Et puis le bateau se met à faire du bruit
La marge est finie, et un bateau n’est pas l’endroit paisible qu’il semble être au mouillage. Tout ce qui suit est un équipement ordinaire, installé pour de bonnes raisons, et chacun d’eux est une source dont le blindage existe pour venir à bout :
- l’alternateur, dont l’ondulation monte et descend avec le régime moteur, courant sur toute la longueur du bateau sur du câble de forte section
- le convertisseur et le chargeur de batterie, qui commutent durement, toute la journée, souvent du même bord que le cheminement de votre instrument
- le propulseur d’étrave, le guindeau et les winchs électriques — des centaines d’ampères pendant quelques secondes, précisément au moment où le barreur a le plus besoin que la profondeur et le vent soient justes
- le moteur d’entraînement du pilote automatique, en fonctionnement continu en navigation, généralement à moins d’un mètre du réseau même qui le gouverne
- le compresseur du frigo et les pompes, qui s’enclenchent toute la nuit pendant que tout le monde dort et que le quart au mouillage est la seule chose en veille
- les régulateurs solaires MPPT et un éolienne, hachant le courant en continu par temps clair et par brise
- l’éclairage LED muni du pilote à découpage le moins cher de la saison
- la VHF ou la BLU en émission, et le radar en rotation — une énergie radio délibérée, puissante, rayonnée à dessein, à quelques mètres d’un câble dont le travail est de l’ignorer
- le courant de quai, et tout ce qui, sur le ponton, le partage avec vous
Chacun de ces éléments pris isolément ne représente pas grand-chose, et un réseau correctement blindé les ignore tous, même réunis. C’est à cela que sert le blindage. Mais un réseau qui a silencieusement épuisé sa marge avant même le début de la saison — parce que le drain n’est mis à la masse nulle part — affronte cette liste sans la moindre réserve. Il fonctionnera encore la plupart du temps. La plupart du temps n’a jamais été le problème. Le problème, ce sont les dix minutes par an où le guindeau tourne, le moteur charge à fond, le radar est en marche et vous entrez dans un lieu inconnu par mauvaise visibilité, ce qui est précisément les dix minutes pour lesquelles vous avez acheté les instruments.
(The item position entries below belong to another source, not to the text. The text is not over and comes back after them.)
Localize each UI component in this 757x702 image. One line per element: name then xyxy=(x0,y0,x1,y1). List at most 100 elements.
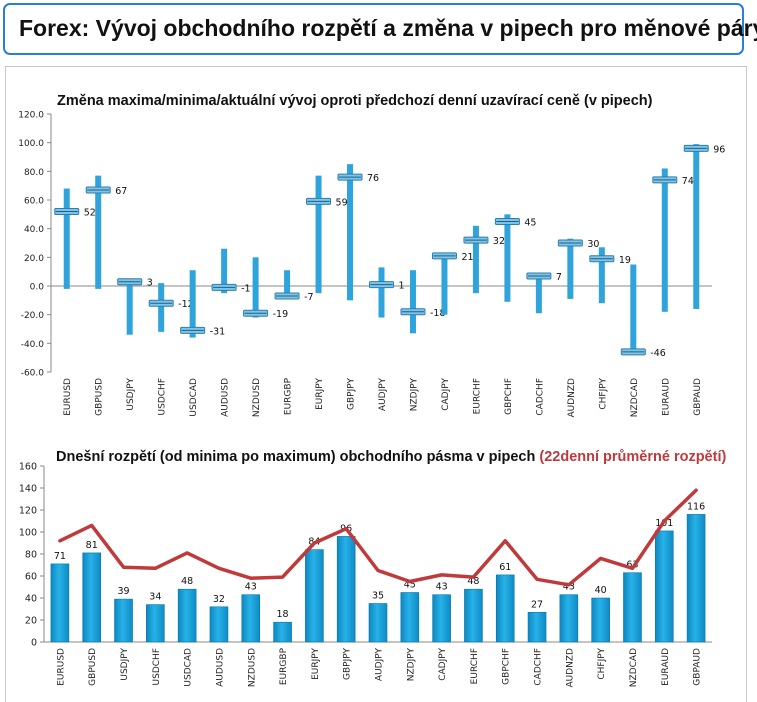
chart2-bar xyxy=(400,592,420,643)
chart1-y-tick-label: 40.0 xyxy=(24,225,44,235)
chart2-bar xyxy=(464,588,483,643)
chart1-range-bar xyxy=(693,144,700,309)
chart2-x-tick-label: GBPCHF xyxy=(502,648,512,685)
chart2-x-tick-label: AUDJPY xyxy=(375,648,385,682)
chart2-bar xyxy=(82,552,102,643)
chart1-data-label: 7 xyxy=(556,272,562,283)
page-title: Forex: Vývoj obchodního rozpětí a změna … xyxy=(19,15,757,41)
chart2-y-tick-label: 140 xyxy=(19,484,37,495)
chart2-bar xyxy=(495,574,515,643)
chart1-range-bar xyxy=(252,257,259,318)
chart2-x-tick-label: AUDUSD xyxy=(215,648,225,687)
chart1-range-bar xyxy=(378,267,385,318)
chart2-y-tick-label: 20 xyxy=(25,616,37,627)
chart2-y-tick-label: 80 xyxy=(25,550,37,561)
chart2-title-highlight: (22denní průměrné rozpětí) xyxy=(539,449,727,465)
chart2-x-tick-label: USDCAD xyxy=(184,648,194,687)
chart1-y-tick-label: 120.0 xyxy=(18,111,44,121)
chart1-x-tick-label: NZDJPY xyxy=(409,378,419,412)
chart2-y-tick-label: 100 xyxy=(19,528,37,539)
chart1-data-label: 19 xyxy=(619,255,631,266)
chart1-range-bar xyxy=(189,270,196,338)
chart1-x-tick-label: NZDCAD xyxy=(630,378,640,417)
chart1-x-tick-label: EURCHF xyxy=(472,378,482,414)
chart2-x-tick-label: AUDNZD xyxy=(565,648,575,688)
chart2-data-label: 18 xyxy=(277,609,289,620)
chart2-bar xyxy=(209,606,229,643)
chart2-x-tick-label: EURGBP xyxy=(279,647,289,685)
chart1-range-bar xyxy=(441,254,448,315)
chart2-data-label: 34 xyxy=(149,592,161,603)
chart2-data-label: 71 xyxy=(54,551,66,562)
chart1-x-tick-label: CADCHF xyxy=(535,378,545,416)
chart1-y-tick-label: 20.0 xyxy=(24,254,44,264)
chart2-data-label: 39 xyxy=(117,586,129,597)
chart1-data-label: 59 xyxy=(336,197,348,208)
chart2-bar xyxy=(527,611,547,643)
chart1-y-tick-label: -40.0 xyxy=(21,340,45,350)
chart2-x-tick-label: GBPAUD xyxy=(693,648,703,686)
chart1-x-tick-label: EURAUD xyxy=(661,378,671,416)
chart2-x-tick-label: CHFJPY xyxy=(597,648,607,680)
chart1-data-label: -18 xyxy=(430,308,446,319)
chart2-x-tick-label: USDJPY xyxy=(120,648,130,681)
chart2-bar xyxy=(114,598,133,643)
header-box: Forex: Vývoj obchodního rozpětí a změna … xyxy=(3,3,757,55)
chart-frame xyxy=(5,66,747,702)
chart1-x-tick-label: GBPUSD xyxy=(95,378,105,416)
chart2-x-tick-label: NZDCAD xyxy=(629,648,639,687)
chart1-data-label: -12 xyxy=(178,299,194,310)
chart2-x-tick-label: GBPJPY xyxy=(343,648,353,680)
chart1-range-bar xyxy=(221,248,228,294)
chart2-x-tick-label: EURCHF xyxy=(470,648,480,684)
chart1-data-label: -19 xyxy=(273,309,289,320)
chart2-title: Dnešní rozpětí (od minima po maximum) ob… xyxy=(56,449,726,465)
chart1-data-label: 76 xyxy=(367,173,379,184)
chart1-data-label: 74 xyxy=(682,176,694,187)
chart2-y-tick-label: 160 xyxy=(19,462,37,473)
chart2-avg-line xyxy=(58,488,698,587)
chart2-x-tick-label: CADCHF xyxy=(534,648,544,686)
chart1-range-bar xyxy=(315,175,322,294)
chart1-title: Změna maxima/minima/aktuální vývoj oprot… xyxy=(57,93,653,109)
chart1-x-tick-label: NZDUSD xyxy=(252,378,262,417)
chart1-data-label: -7 xyxy=(304,292,313,303)
chart1-data-label: 52 xyxy=(84,207,96,218)
chart1-data-label: 96 xyxy=(713,144,725,155)
chart1-data-label: -46 xyxy=(650,348,666,359)
chart1-x-tick-label: GBPJPY xyxy=(347,378,357,410)
chart1-y-tick-label: 60.0 xyxy=(24,197,44,207)
chart2-data-label: 43 xyxy=(563,582,575,593)
chart2-bar xyxy=(654,530,674,643)
chart1-data-label: 1 xyxy=(399,281,405,292)
chart1-data-label: 21 xyxy=(461,252,473,263)
chart2-bar xyxy=(368,603,388,643)
chart2-data-label: 48 xyxy=(467,576,479,587)
chart1-x-tick-label: EURGBP xyxy=(284,377,294,415)
chart1-range-bar xyxy=(347,164,354,301)
chart1-range-bar xyxy=(472,225,479,294)
chart1-x-tick-label: GBPCHF xyxy=(504,378,514,415)
chart1-data-label: 67 xyxy=(115,186,127,197)
chart1-x-tick-label: USDCAD xyxy=(189,378,199,417)
chart2-bar xyxy=(686,514,706,643)
chart1-range-bar xyxy=(409,270,416,334)
chart2-data-label: 27 xyxy=(531,599,543,610)
chart1-y-tick-label: 80.0 xyxy=(24,168,44,178)
chart1-x-tick-label: GBPAUD xyxy=(693,378,703,416)
chart2-data-label: 45 xyxy=(404,580,416,591)
chart2-data-label: 32 xyxy=(213,594,225,605)
chart1-data-label: 45 xyxy=(524,218,536,229)
chart2-y-tick-label: 40 xyxy=(25,594,37,605)
chart1-x-tick-label: USDJPY xyxy=(126,378,136,411)
chart2-x-tick-label: NZDUSD xyxy=(247,648,257,687)
chart2-bar xyxy=(50,563,70,643)
chart1-x-tick-label: EURJPY xyxy=(315,378,325,410)
chart1-range-bar xyxy=(630,264,637,352)
chart2-x-tick-label: EURUSD xyxy=(56,648,66,686)
chart1-range-bar xyxy=(598,247,605,304)
chart1-range-bar xyxy=(535,273,542,314)
chart2-bar xyxy=(336,536,356,643)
Le même bateau, câblé deux fois
Placez les deux câbles dans une installation réelle et le débat cesse d’être abstrait. Même dorsale, mêmes tés, mêmes appareils, mêmes terminaisons à chaque bout. La seule variable est le cordon sorti de la boîte.
Bâti avec un câble qui fait atterrir le blindage sur la broche 1, le drain est un conducteur continu d’un bout à l’autre du bateau, mis à la masse en un seul point à l’alimentation — et mis à la masse une fois, une seule, car « une mise à la masse en plus d’un endroit peut produire des boucles de masse ».[9] Cela, c’est un écran. Cela fonctionne.
Bâti avec un câble qui met le blindage à la masse par la prise, rien ne change de ce que vous pouvez voir, et tout change de ce qui compte. Le blindage s’arrête au premier té plastique. Puis au suivant. Ce que vous avez n’est pas un écran du tout, mais une succession de tronçons isolés, un par appareil, chacun sans masse, chacun une voile qui faseye plaquée contre la paire de signal — et chacun d’eux installé par quelqu’un faisant exactement ce qu’on lui avait dit.
Figure 3. Le même réseau bâti deux fois. Topologie et règle des deux terminaisons d’après le document de l’association ;[1] la mise à la masse du blindage en un seul point, et l’exigence de raccorder le drain à la masse de l’alimentation et nulle part ailleurs, d’après le guide d’installation de Maretron.[9] Fabrication des tés d’après les fiches techniques Maretron et Actisense.[7][11]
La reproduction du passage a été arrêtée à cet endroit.